For the last few years I’ve been hearing people complain that while tablets are great for content consumption, they’re no good for content creation due to their slow processors and the lack of physical keyboards. But time and again developers have been proving us wrong by coming up with new and interesting ways for smartphone and tablet users to create and share content with these mobile devices.
It turns out there’s more than one way to produce something new and original. I’d rather have a full sized QWERTY keyboard than anything else when it comes to writing emails, blog posts, or… well, that’s most of what I write. But the case isn’t nearly as cut and dry when it comes to shooting and editing photos and videos or creating original music compositions.

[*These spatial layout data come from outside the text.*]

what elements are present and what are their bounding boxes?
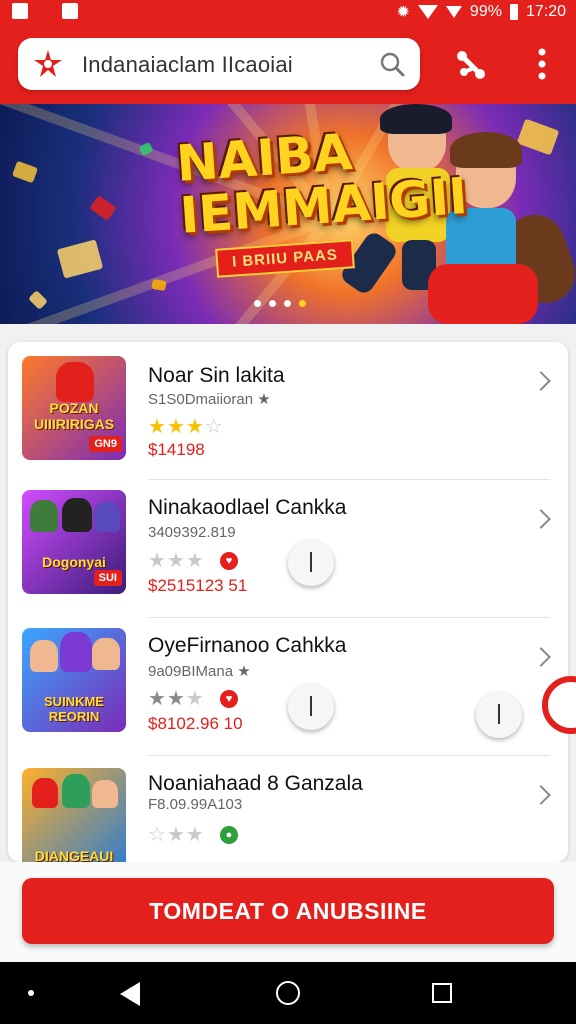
list-item-title: OyeFirnanoo Cahkka	[148, 634, 347, 657]
chevron-right-icon[interactable]	[531, 509, 551, 529]
list-item[interactable]: POZAN UIIIRIRIGAS GN9 Noar Sin lakita S1…	[8, 342, 568, 480]
list-item-subtitle: F8.09.99A103	[148, 796, 243, 813]
search-bar[interactable]: Indanaiaclam IIcaoiai	[18, 38, 420, 90]
rating-stars: ☆★★	[148, 824, 205, 846]
list-item-price: $2515123 51	[148, 576, 248, 595]
app-logo-icon	[34, 50, 62, 77]
promo-banner[interactable]: NAIBA IEMMAIGII I BRIIU PAAS	[0, 104, 576, 324]
search-icon[interactable]	[378, 50, 406, 78]
carousel-dot[interactable]	[269, 300, 276, 307]
chevron-right-icon[interactable]	[531, 785, 551, 805]
rating-stars: ★★★☆	[148, 416, 224, 438]
carousel-indicator[interactable]	[254, 300, 306, 307]
carousel-dot[interactable]	[254, 300, 261, 307]
system-navigation-bar	[0, 962, 576, 1024]
game-list: POZAN UIIIRIRIGAS GN9 Noar Sin lakita S1…	[8, 342, 568, 862]
action-button[interactable]	[288, 684, 334, 730]
cta-bar: TOMDEAT O ANUBSIINE	[0, 862, 576, 962]
banner-tag: I BRIIU PAAS	[215, 239, 355, 278]
list-item-subtitle: 9a09BIMana ★	[148, 663, 251, 680]
carousel-dot[interactable]	[299, 300, 306, 307]
list-item-title: Ninakaodlael Cankka	[148, 496, 347, 519]
list-item-subtitle: 3409392.819	[148, 524, 236, 541]
share-icon[interactable]	[452, 44, 488, 84]
rating-stars: ★★★	[148, 688, 205, 710]
primary-cta-button[interactable]: TOMDEAT O ANUBSIINE	[22, 878, 554, 944]
wifi-icon	[417, 5, 438, 19]
thumb-badge: SUI	[93, 570, 122, 586]
back-icon[interactable]	[120, 982, 140, 1006]
list-item[interactable]: Dogonyai SUI Ninakaodlael Cankka 3409392…	[8, 480, 568, 618]
list-item[interactable]: DIANGEAUI Noaniahaad 8 Ganzala F8.09.99A…	[8, 756, 568, 862]
list-item-subtitle: S1S0Dmaiioran ★	[148, 391, 271, 408]
notification-icon	[12, 3, 28, 19]
heart-icon: ♥	[220, 690, 238, 708]
game-thumbnail: SUINKME REORIN	[22, 628, 126, 732]
badge-icon: ●	[220, 826, 238, 844]
list-item-price: $8102.96 10	[148, 714, 243, 733]
action-button[interactable]	[288, 540, 334, 586]
rating-stars: ★★★	[148, 550, 205, 572]
list-item-price: $14198	[148, 440, 205, 459]
chevron-right-icon[interactable]	[531, 371, 551, 391]
more-options-icon[interactable]	[530, 44, 554, 84]
status-bar: ✹ 99% 17:20	[0, 0, 576, 24]
recent-apps-icon[interactable]	[432, 983, 452, 1003]
thumb-badge: GN9	[89, 436, 122, 452]
scroll-button[interactable]	[476, 692, 522, 738]
banner-title: NAIBA IEMMAIGII	[174, 122, 470, 245]
game-thumbnail: POZAN UIIIRIRIGAS GN9	[22, 356, 126, 460]
carousel-dot[interactable]	[284, 300, 291, 307]
home-icon[interactable]	[276, 981, 300, 1005]
game-thumbnail: Dogonyai SUI	[22, 490, 126, 594]
list-item-title: Noaniahaad 8 Ganzala	[148, 772, 363, 795]
app-toolbar: Indanaiaclam IIcaoiai	[0, 24, 576, 104]
game-thumbnail: DIANGEAUI	[22, 768, 126, 862]
list-item[interactable]: SUINKME REORIN OyeFirnanoo Cahkka 9a09BI…	[8, 618, 568, 756]
vibrate-icon: ✹	[396, 4, 410, 21]
battery-level: 99%	[469, 3, 502, 20]
assistant-dot-icon	[28, 990, 34, 996]
heart-icon: ♥	[220, 552, 238, 570]
list-item-title: Noar Sin lakita	[148, 364, 285, 387]
battery-icon	[509, 4, 518, 20]
clock: 17:20	[525, 3, 566, 20]
search-input[interactable]: Indanaiaclam IIcaoiai	[82, 52, 293, 78]
chevron-right-icon[interactable]	[531, 647, 551, 667]
signal-icon	[445, 6, 462, 18]
app-notification-icon	[62, 3, 78, 19]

I wouldn’t even think of using my laptop’s webcam to shoot an unboxing or video review for this site. Instead I typically rely on a Canon PowerShot camera to shoot the video, and then I copy the file from the SD card to a PC for editing, transcoding, and uploading to YouTube. But I’ve also used my iPod touch to do the same thing. The difference is I can shoot, edit, and upload the video all from my iPod touch. It has a 720p HD video recorder, a $4.99 iMovie app for making simple edits, and it will automatically transcode the app to reduce the file size before uploading it to YouTube. The process is actually a lot simpler and faster than using a camera and computer — the only reason I don’t do it more often is because my camera produce slightly higher quality images and video.
But surely, you’d think that a computer with a high performance multi-core processor would at least be faster at CPU-intensive tasks such as transcoding a video, right? Not necessarily.

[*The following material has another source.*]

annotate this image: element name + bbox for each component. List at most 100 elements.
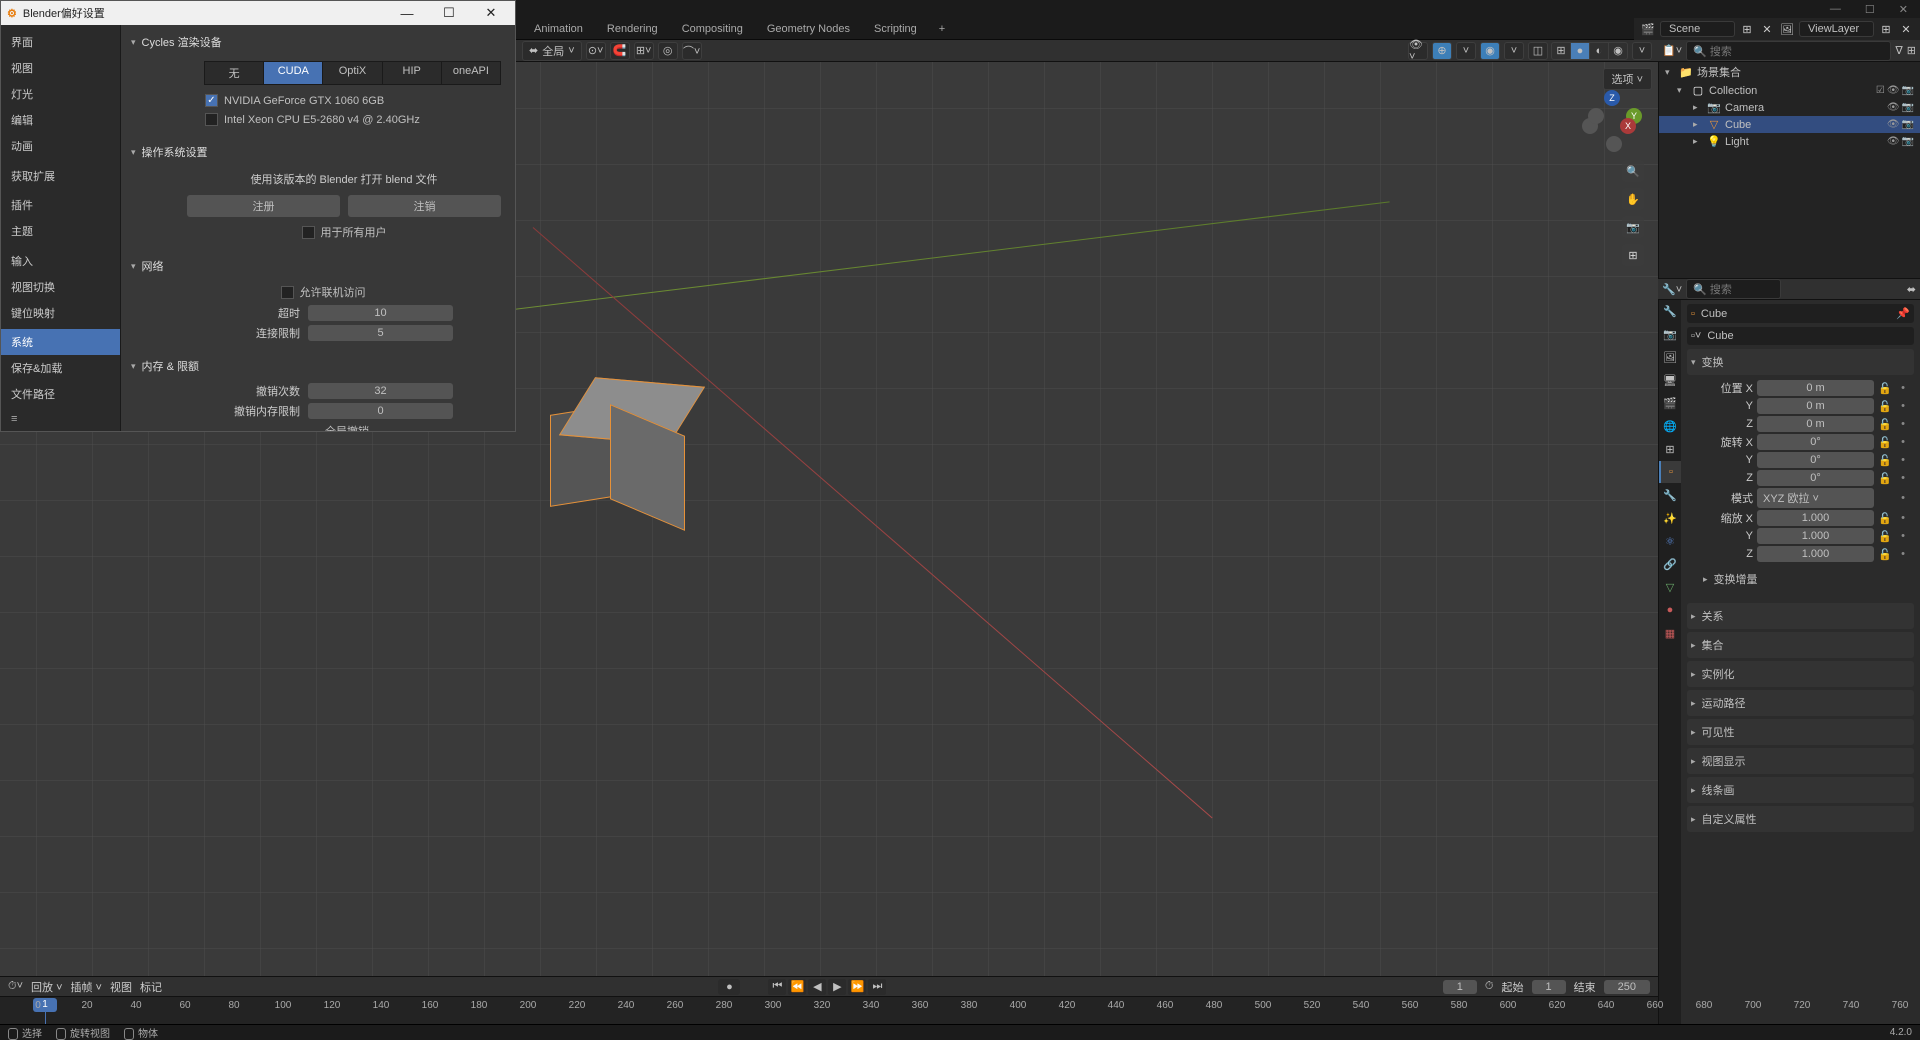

The folks at AppAdvice noticed that the iPad 2 is actually faster than almost any Mac computer when it comes to transcoding H.264 video files shot on a 4th generation iPod touch. That’s when running the mobile iMovie app on the iPad or the full version on the Mac computers. While the iPad 2 was the king of the hill with pure transcoding jobs, high-end Mac machines were a little faster when it came to rendering videos with added titles, images, and music. But they weren’t that much faster.
Does that mean Apple’s new A5 processor is almost as fast as a multi-core Intel chip? Not necessarily. It’s just that the A5 chip has integrated support for transcoding H.264 videos, and the iMovie app for iOS is designed specifically to take advantage of the hardware on iOS devices.
That said, do you really care why the iPad 2 is so fast at performing tasks such as video rendering and transcoding? I’m just impressed that Apple has optimized its hardware and software so that you really can get some real work done on a mobile device — provided you’re interested in shooting and editing video rather than, say, writing out the great American novel using the iPad’s on-screen keyboard.
We’ve also seen plenty of instances of people using iPads and other tablets to create and edit music, photos, and other digital media, and Apple has join in the action with the launch of new Garage Band and iPhoto apps for the platform.
This doesn’t mean that notebook and desktop computers are on the way out anytime soon. But you need the proper tools for any job, and it turns out that despite early claims that “content creation” required a more traditional PC, it’s becoming clear that’s not always true.